国債利回りの上昇をどう考えるか

2015/06/08

市川レポート(No.87) 国債利回りの上昇をどう考えるか

  • 世界的な国債利回りの上昇は、4月末と同様ドイツとユーロ圏のCPIがきっかけに。
  • ユーロ圏の利回り上昇は、行き過ぎて低下した水準を修正する動き。
  • 良好な経済指標を背景とする利回り上昇は合理的であり、過度な懸念は不要。

 

世界的な国債利回りの上昇は、4月末と同様ドイツとユーロ圏のCPIがきっかけに

 4月末から5月中旬にかけて世界的に国債利回りが上昇する動きが強まりました。きっかけはドイツとユーロ圏の4月消費者物価指数(CPI)速報値でした。いずれも前年比の伸びが改善し、過度なデフレ懸念が後退したことで、ドイツなどの株式や国債を買ってユーロを売る、いわゆる量的緩和(QE)トレードの巻き戻しが発生しました。それに伴うユーロ加盟国の国債売りが他国に波及し、世界的な利回り上昇につながったと思われます。その後はいったん落ち着いたものの、6月に入ると再び欧州発の世界的な国債利回りの上昇が顕著となりました。きっかけは同じくドイツとユーロ圏のCPI、5月速報値でした。  

ユーロ圏の利回り上昇は、行き過ぎて低下した水準を修正する動き

 ドイツとユーロ圏のCPIの動きをみると確かに伸び率は改善しており(図表1)、一部には欧州中央銀行がQEを早期に終了するのではないかとの見方も浮上しましたが、これはやや行き過ぎと思われます。CPIの伸びが改善したといっても、欧州中央銀行(ECB)が設定する物価安定の数値的定義(CPIの前年比上昇率で2%未満だがその近辺)にはまだほど遠い水準にあります。また2年国債など期間の短い国債の多くが依然マイナス利回りであることから、QEに関する政策変更が見込まれている訳ではありません。さらにドラギ総裁自身が、6月3日のECB理事会後の定例会見において、QEは計画通りに完全実施する必要があると強調しています。

 ECBの本格的なQE導入は前例のないイベントです。そのため国債利回りの適正水準を見極めることは非常に困難と思われます。足元で発生しているユーロ加盟国の国債利回り上昇は、QE導入後に行き過ぎた水準まで低下してしまった利回りが、物価の伸びの改善をきっかけに、QEトレードの巻き戻しという形で水準調整されたことによるものと考えます。ただ今回はECBのドラギ総裁が前述の定例記者会見において、「ボラティリティの高い局面に市場は順応する必要がある」と発言したために、市場はECBが国債相場の下落を容認したと受け取り、利回り上昇に勢いがついてしまったように思われます。

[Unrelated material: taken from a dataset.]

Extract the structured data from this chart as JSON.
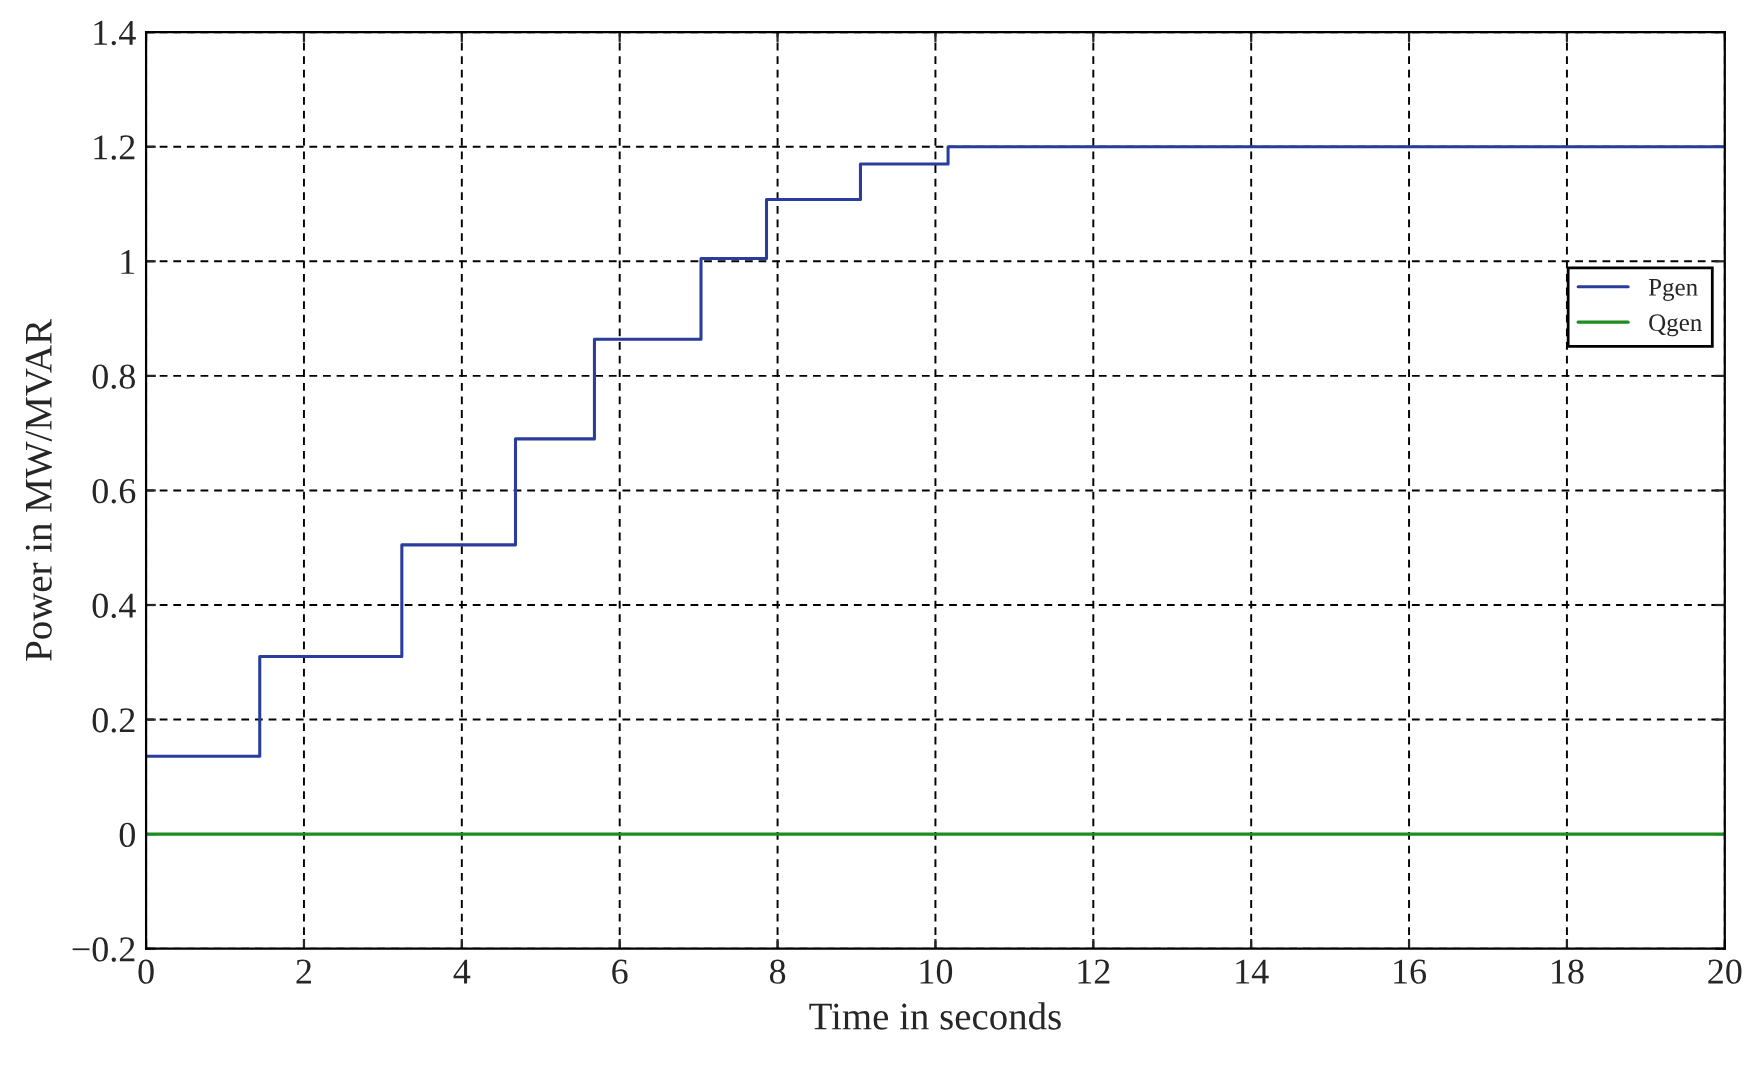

良好な経済指標を背景とする利回り上昇は合理的であり、過度な懸念は不要

 一般に、資産価格の行き過ぎた動きの修正は金融市場でよくみられます。また良好な経済指標の発表が続き、物価の伸びの拡大が確認された場合、国債利回りが徐々に水準を切り上げることは合理的な動きです。日本や米国などの国債利回り上昇は(図表2)、ユーロ圏の国債相場の影響を受けていると思われますが、ユーロ圏ではデフレ脱却期待から利回り水準の調整が行われていると考えれば、足元の世界的な利回り上昇を過度に懸念する必要はなく、やがて落ち着きを取り戻すとみています。景気回復やデフレからの脱却を見越した良い金利上昇は、むしろ経済や株式市場にとって好ましい材料と考えます。